Étendu sur le toit de tuiles, le bras gauche en guise d’oreiller, là, à l’ombre du pignon, le regard perdu dans le miroir bleu gru-melé des nuages de l’après-midi, je crus voir, entre deux battements de paupières, au-dessus du campus, au-dessus de ma tête, s’inscrire ces mots dans le ciel :
ME SENS-TU, DED ?
Le temps de réaliser la chose, il n’y avait plus rien. Je haussai les épaules et humai quand même la petite brise qui avait décidé de passer par là au même instant.
« Désolé, grommelai-je à l’intention du journaliste surnaturel. Pas d’effluves particulières. »
Je bâillai, m’étirai. Je m’étais assoupi et venais sans doute d’apercevoir les derniers lambeaux d’un rêve. C’était probablement aussi bien que je ne m’en souvienne pas.
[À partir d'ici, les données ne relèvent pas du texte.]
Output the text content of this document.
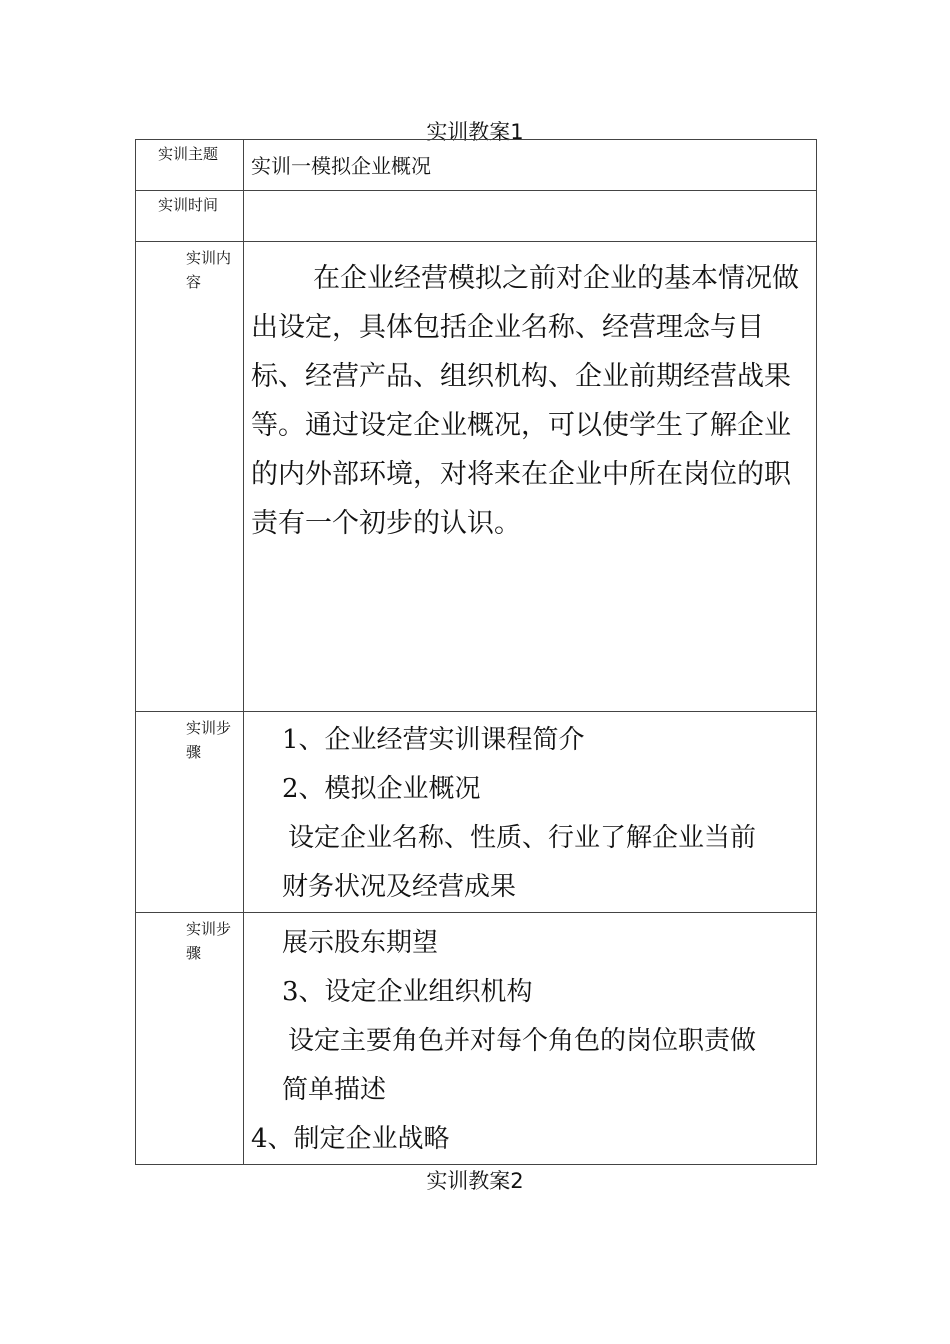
实训教案1
实训主题	实训一模拟企业概况

实训时间	

实训内容	在企业经营模拟之前对企业的基本情况做出设定，具体包括企业名称、经营理念与目标、经营产品、组织机构、企业前期经营战果等。通过设定企业概况，可以使学生了解企业的内外部环境，对将来在企业中所在岗位的职责有一个初步的认识。

实训步骤	1、企业经营实训课程简介

2、模拟企业概况

设定企业名称、性质、行业了解企业当前

财务状况及经营成果

实训步骤	展示股东期望

3、设定企业组织机构

设定主要角色并对每个角色的岗位职责做

简单描述

4、制定企业战略

实训教案2
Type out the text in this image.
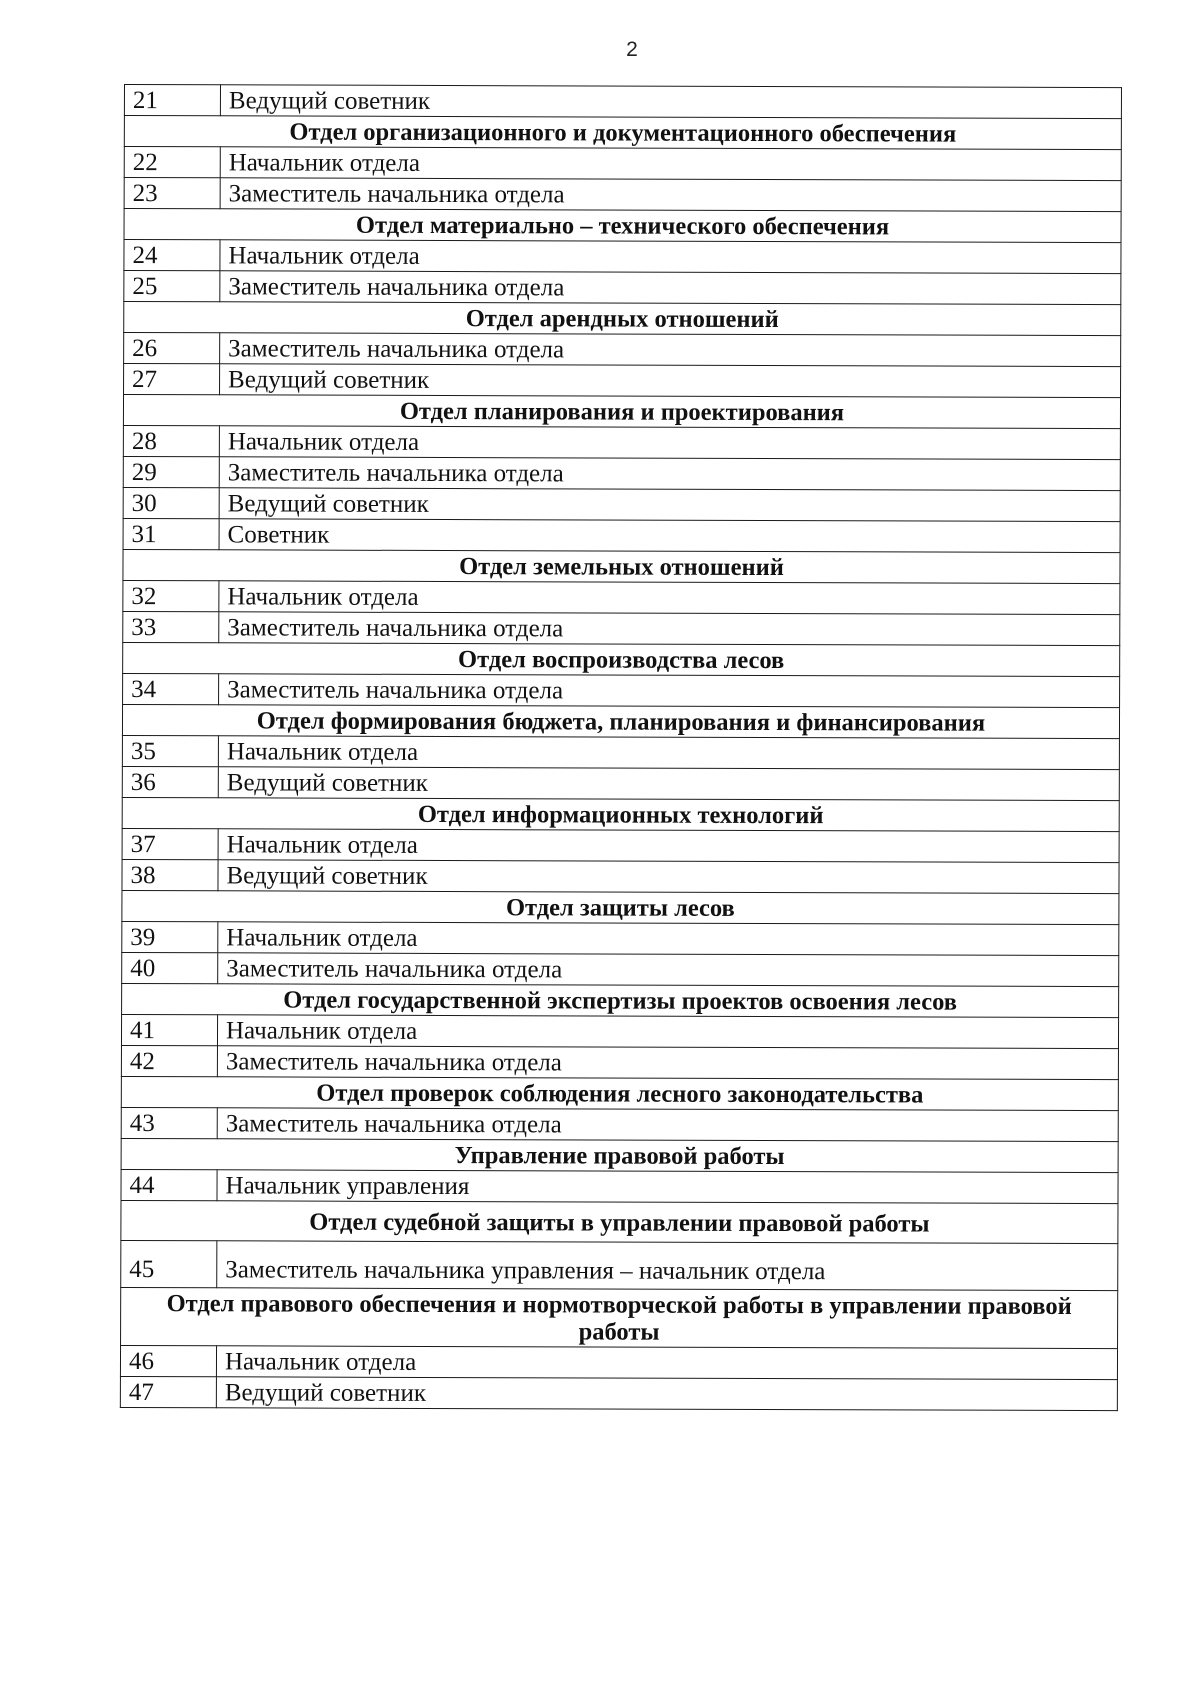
2
21	Ведущий советник
Отдел организационного и документационного обеспечения	
22	Начальник отдела
23	Заместитель начальника отдела
Отдел материально – технического обеспечения	
24	Начальник отдела
25	Заместитель начальника отдела
Отдел арендных отношений	
26	Заместитель начальника отдела
27	Ведущий советник
Отдел планирования и проектирования	
28	Начальник отдела
29	Заместитель начальника отдела
30	Ведущий советник
31	Советник
Отдел земельных отношений	
32	Начальник отдела
33	Заместитель начальника отдела
Отдел воспроизводства лесов	
34	Заместитель начальника отдела
Отдел формирования бюджета, планирования и финансирования	
35	Начальник отдела
36	Ведущий советник
Отдел информационных технологий	
37	Начальник отдела
38	Ведущий советник
Отдел защиты лесов	
39	Начальник отдела
40	Заместитель начальника отдела
Отдел государственной экспертизы проектов освоения лесов	
41	Начальник отдела
42	Заместитель начальника отдела
Отдел проверок соблюдения лесного законодательства	
43	Заместитель начальника отдела
Управление правовой работы	
44	Начальник управления
Отдел судебной защиты в управлении правовой работы	
45	Заместитель начальника управления – начальник отдела
Отдел правового обеспечения и нормотворческой работы в управлении правовой работы	
46	Начальник отдела
47	Ведущий советник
Je jetai un coup d’œil à ma montre. Elle indiquait que j’étais en retard à mon rendez-vous. Mais elle pouvait se tromper. D’ailleurs, en général, c’était le cas.
Je m’avançai à croupetons selon un angle de 45°, en posant fermement les talons sur les griffes de retenue et m’agrippant de la main droite au pignon. Quatre étages plus bas, le campus réapparaissait comme une épure, toute en taches de verdure et béton, ombres portées et jeux de lumière, dans laquelle des gens se mouvaient au ralenti et où se dressait une fontaine comme un phallus qui aurait reçu une volée de chevrotines à son extrémité. Par-delà la fontaine, s’étendait Jefferson Hall et au troisième étage de Jeff se trouvait le bureau de mon nouveau directeur d’études, Dennis Wexroth. Je tapotai ma poche arrière. Le bord de ma carte d’étudiant en dépassait toujours. Bien.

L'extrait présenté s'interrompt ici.